Nouvelles de la Gate : le message indique qu’au milieu de 2026, la situation au Moyen-Orient demeure tendue et que le conflit opposant l’Iran se transforme progressivement en une charge économique bien réelle pour le quotidien des Américains. Les dernières estimations montrent que le coût total de cette opération militaire, en cours depuis plus d’un mois, s’élève désormais à 30 à 45 milliards de dollars, soit, rapporté à chacun, environ 2,5 à 3,8 dollars de dépenses supplémentaires par Américain et par jour.
Du point de vue de la structure, les dépenses militaires constituent la principale source de coûts. La poursuite des opérations, l’usure du matériel et les frais de déploiement s’accumulent rapidement, ce qui augmente directement la pression budgétaire. Toutefois, pour les ménages ordinaires, l’impact le plus visible provient des prix de l’énergie.

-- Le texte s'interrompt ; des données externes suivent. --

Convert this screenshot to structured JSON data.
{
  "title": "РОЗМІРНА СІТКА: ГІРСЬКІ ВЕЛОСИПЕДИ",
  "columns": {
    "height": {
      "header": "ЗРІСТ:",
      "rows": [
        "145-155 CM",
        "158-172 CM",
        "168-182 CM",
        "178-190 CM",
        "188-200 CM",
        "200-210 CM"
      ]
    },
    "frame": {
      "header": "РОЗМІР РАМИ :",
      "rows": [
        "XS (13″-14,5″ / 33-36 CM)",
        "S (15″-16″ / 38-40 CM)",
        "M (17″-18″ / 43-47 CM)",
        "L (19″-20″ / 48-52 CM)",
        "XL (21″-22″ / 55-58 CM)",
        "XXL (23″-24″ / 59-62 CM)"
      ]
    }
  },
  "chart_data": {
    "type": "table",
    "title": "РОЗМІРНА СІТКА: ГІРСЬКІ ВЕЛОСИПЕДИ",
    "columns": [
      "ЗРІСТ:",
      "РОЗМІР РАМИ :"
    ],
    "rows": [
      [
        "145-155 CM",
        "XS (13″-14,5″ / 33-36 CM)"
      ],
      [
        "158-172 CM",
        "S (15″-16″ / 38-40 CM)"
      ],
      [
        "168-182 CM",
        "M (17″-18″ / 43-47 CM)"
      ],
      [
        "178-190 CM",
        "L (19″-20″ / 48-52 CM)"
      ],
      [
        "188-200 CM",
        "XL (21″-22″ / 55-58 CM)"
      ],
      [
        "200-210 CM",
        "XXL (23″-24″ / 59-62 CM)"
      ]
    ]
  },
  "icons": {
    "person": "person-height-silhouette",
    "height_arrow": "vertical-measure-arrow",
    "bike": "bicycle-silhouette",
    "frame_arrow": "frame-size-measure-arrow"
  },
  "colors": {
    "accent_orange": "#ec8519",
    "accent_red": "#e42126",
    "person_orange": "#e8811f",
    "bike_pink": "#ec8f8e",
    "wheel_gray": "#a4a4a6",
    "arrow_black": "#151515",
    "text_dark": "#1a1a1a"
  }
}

En raison des perturbations du transport à travers le détroit d’Ormuz, le prix international du pétrole est passé rapidement d’environ 79 dollars à plus de 110 dollars, ce qui a entraîné une hausse marquée des prix de l’essence et, par conséquent, une augmentation des dépenses quotidiennes en carburant pour les familles.
La hausse du prix du pétrole se diffuse aussi à des domaines plus larges via le mécanisme de transmission des coûts. L’augmentation des frais de transport fait monter les prix de l’alimentation et des biens de consommation, faisant réapparaître des pressions inflationnistes. Dans le même temps, l’environnement des taux d’intérêt est également affecté : les coûts des prêts hypothécaires et du crédit à la consommation augmentent, ce qui comprime davantage le revenu disponible des ménages.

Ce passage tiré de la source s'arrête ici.